The other complication this brings about is that all of these different business units we're trying to support have different levels of products that are important to them. So we may have a mid-to-low tier baseband set that is directly competing with what we see from one of our IoT groups as their premium product that they're trying to roll out in their strategy. So as a supply chain group, we have to make this balance between all these competing resources and understand what's the best strategic return for all the business units across the corporation.
Complexity number two lies in chipsets, he adds:
It's a multi-functionality chip. The baseband can have power chips to go with this as well as RF connectivity chips and other chips, but depending on where the baseband is being sold, by what country, by what customer, by what product they're producing, the chips that go with that baseband can be different because there can be different requirements, either forced by the government or by a different product that they're trying to produce.
Finally there can be situations where the firm is designing an RF chip that might be sharing a node with, for example, an automotive product:
The strategic bottleneck might actually be in the RF section. So we've got a complicated situation here, that sometimes the dog, which is the baseband, is wagging the tail, and sometimes the tail is wagging the dog. We have to understand that and understand what's the best strategic outcome for the company, and make sure we're executing that across the supply chain.
What to do?
Qualcomm has tapped into solutions and services from Kinaxis and Genpact, says Wilson, the latter of which is playing a large part in setting strategic direction:
When the current semiconductor shortage started, Qualcomm was not in a position to handle this, so we didn't understand all the ramifications of constraints on chipsets and how they might actually impact baseband.

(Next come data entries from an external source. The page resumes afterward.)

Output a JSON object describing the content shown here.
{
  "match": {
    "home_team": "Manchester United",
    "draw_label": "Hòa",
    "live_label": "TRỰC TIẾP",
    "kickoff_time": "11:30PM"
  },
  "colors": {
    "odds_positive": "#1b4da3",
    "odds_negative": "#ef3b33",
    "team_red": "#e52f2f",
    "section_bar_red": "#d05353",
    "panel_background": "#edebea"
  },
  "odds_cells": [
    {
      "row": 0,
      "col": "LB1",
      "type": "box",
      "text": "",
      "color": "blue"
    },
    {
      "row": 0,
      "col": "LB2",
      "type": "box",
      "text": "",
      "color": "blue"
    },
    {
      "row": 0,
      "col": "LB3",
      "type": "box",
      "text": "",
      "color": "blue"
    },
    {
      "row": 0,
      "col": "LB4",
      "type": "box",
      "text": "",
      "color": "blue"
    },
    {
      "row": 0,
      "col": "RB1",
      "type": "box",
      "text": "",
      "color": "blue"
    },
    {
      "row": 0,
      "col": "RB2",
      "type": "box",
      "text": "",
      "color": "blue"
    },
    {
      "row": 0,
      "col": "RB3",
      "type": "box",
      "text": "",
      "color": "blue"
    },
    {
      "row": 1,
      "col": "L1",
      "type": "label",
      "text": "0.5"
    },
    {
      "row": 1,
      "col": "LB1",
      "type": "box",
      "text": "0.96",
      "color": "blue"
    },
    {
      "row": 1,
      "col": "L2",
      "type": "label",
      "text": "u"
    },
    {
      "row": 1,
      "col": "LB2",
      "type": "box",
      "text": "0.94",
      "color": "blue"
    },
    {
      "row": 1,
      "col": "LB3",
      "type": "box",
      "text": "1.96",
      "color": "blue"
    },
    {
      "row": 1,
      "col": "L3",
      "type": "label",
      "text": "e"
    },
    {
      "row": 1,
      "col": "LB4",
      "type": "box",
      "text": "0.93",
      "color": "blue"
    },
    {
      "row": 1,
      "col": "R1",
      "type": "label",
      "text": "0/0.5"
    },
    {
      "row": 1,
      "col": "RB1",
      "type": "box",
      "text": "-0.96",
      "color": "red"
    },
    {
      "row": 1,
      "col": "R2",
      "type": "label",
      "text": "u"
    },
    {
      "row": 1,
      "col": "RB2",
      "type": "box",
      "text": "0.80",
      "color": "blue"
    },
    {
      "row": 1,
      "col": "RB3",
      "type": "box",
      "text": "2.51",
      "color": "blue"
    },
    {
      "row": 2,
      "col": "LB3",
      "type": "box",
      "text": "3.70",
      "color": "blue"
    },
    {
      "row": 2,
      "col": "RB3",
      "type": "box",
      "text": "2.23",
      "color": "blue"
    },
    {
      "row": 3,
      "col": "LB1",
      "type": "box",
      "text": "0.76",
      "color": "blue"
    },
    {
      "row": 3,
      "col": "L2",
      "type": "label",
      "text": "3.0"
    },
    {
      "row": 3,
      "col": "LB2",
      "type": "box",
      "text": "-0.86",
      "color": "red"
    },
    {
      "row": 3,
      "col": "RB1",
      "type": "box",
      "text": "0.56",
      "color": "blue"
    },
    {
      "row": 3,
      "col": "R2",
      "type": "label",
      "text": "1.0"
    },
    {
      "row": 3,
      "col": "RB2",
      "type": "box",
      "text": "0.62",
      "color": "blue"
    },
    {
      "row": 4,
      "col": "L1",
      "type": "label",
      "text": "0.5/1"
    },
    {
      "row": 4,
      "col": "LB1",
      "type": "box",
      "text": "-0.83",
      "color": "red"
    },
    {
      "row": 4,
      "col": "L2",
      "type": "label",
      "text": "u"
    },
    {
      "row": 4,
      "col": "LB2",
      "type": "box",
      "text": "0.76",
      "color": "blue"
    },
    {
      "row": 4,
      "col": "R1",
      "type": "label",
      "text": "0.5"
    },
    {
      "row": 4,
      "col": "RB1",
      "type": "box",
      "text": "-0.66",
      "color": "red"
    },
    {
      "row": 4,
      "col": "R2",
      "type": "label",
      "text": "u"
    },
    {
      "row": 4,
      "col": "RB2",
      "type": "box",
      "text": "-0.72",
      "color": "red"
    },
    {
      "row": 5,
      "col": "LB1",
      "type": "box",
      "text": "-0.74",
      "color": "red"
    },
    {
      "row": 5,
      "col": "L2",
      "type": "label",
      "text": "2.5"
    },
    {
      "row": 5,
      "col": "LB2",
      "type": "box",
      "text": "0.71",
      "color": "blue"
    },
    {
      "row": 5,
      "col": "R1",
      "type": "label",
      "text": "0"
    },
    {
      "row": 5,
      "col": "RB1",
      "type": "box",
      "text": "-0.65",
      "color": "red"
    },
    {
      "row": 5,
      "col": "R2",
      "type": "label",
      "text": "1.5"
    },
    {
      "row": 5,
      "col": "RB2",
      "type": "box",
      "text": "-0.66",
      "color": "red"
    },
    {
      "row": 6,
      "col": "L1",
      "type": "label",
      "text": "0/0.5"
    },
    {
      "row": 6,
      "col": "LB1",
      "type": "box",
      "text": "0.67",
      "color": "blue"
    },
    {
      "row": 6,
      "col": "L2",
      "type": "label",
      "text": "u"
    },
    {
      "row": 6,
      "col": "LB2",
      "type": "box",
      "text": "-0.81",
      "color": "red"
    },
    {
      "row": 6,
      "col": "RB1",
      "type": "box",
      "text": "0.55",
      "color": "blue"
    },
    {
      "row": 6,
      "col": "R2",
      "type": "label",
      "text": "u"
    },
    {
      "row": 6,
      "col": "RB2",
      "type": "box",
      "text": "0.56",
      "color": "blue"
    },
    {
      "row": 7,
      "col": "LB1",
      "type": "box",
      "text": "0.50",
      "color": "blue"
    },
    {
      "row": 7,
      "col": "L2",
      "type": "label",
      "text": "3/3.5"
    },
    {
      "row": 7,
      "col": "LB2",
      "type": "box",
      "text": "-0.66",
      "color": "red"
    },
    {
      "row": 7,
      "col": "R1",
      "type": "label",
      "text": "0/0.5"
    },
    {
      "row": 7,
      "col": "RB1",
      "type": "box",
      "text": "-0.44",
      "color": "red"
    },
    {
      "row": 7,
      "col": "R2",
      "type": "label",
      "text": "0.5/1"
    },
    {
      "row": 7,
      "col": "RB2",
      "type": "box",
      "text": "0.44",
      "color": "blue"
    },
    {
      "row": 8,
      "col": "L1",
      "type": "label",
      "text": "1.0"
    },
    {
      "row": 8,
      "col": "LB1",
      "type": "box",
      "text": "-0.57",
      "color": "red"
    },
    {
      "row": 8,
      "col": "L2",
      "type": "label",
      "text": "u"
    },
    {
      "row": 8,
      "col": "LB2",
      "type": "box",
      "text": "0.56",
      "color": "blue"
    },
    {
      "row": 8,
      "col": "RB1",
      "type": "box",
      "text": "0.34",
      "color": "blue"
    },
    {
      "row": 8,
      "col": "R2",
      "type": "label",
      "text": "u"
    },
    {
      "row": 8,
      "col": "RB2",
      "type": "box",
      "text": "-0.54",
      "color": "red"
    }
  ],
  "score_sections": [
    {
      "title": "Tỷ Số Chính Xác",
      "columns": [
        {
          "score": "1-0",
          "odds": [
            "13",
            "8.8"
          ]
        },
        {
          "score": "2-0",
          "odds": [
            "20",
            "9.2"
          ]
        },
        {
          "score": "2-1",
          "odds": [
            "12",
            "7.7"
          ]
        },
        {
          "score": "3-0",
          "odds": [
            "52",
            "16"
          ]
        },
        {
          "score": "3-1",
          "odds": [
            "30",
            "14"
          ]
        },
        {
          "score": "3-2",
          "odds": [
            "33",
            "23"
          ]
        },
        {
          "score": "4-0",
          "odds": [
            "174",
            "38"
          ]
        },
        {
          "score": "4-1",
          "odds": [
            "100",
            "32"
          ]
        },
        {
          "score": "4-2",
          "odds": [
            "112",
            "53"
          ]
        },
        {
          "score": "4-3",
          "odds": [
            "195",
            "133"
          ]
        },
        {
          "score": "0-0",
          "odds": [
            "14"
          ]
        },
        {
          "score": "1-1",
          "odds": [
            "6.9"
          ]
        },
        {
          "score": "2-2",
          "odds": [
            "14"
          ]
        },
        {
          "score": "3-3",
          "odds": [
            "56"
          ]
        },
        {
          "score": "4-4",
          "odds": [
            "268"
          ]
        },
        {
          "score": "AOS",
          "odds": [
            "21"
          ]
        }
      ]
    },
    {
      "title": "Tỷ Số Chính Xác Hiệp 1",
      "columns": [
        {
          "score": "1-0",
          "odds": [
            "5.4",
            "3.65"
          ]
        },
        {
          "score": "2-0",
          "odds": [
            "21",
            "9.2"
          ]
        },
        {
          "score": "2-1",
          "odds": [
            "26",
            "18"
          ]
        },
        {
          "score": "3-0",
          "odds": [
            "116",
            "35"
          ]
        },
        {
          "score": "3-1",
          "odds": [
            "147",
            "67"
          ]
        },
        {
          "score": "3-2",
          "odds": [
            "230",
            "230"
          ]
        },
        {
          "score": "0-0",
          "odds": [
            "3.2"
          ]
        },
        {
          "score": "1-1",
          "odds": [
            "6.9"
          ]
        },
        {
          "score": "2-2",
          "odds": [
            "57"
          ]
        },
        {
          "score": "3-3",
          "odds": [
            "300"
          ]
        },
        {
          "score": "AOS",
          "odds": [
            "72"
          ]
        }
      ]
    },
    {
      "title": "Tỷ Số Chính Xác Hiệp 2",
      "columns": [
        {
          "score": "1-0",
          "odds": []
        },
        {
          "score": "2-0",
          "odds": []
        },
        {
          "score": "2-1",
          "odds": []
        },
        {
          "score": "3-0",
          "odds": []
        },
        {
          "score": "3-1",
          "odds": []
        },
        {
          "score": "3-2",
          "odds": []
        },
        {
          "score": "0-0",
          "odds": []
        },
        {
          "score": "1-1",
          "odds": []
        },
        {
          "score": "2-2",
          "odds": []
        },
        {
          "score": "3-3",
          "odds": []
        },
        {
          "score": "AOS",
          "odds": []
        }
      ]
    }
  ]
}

We, for sure, did not understand the strategic intent of all of our businesses, and how these intersections played out in the chipset. So we contacted Genpact and hired them. They helped us diagnose where we were at today and built some better systems on just what we could do with our current tools. They also gave us some augmented labor to help us just with the amount of workload that was created by that. And then they've also helped us kind of ideate the future system - how could this be better in the future? How could it be more automated? And they're staying there to help us build that.
As for Kinaxis, Qualcomm has been attracted by the completeness of the solution, says Wilson:
We're going to use the completeness to do demand planning, including chipsets of both the dedicated and the competitive chipsets. We're going to do SNMP [Simple Network Management Protocol], so we can understand and see that resource load based on all of the chipsets and make sure we optimize it. And then we're gonna move right into execution, where we can make sure that we're pacing the chipset build at the same cadence as its baseband. And then making choices and changes as things move through the execution window.
The other thing that's going to be super important to us is concurrency. This moves very quickly. There's lots of moving parts to it. So if there's going to be any changes, we need to know about them very soon, and we need to be able to react. We need to be able to see the full picture very quickly from end-to-end. So we will be fully utilizing all of Kinaxis’ capabilities in order to help us solve this problem.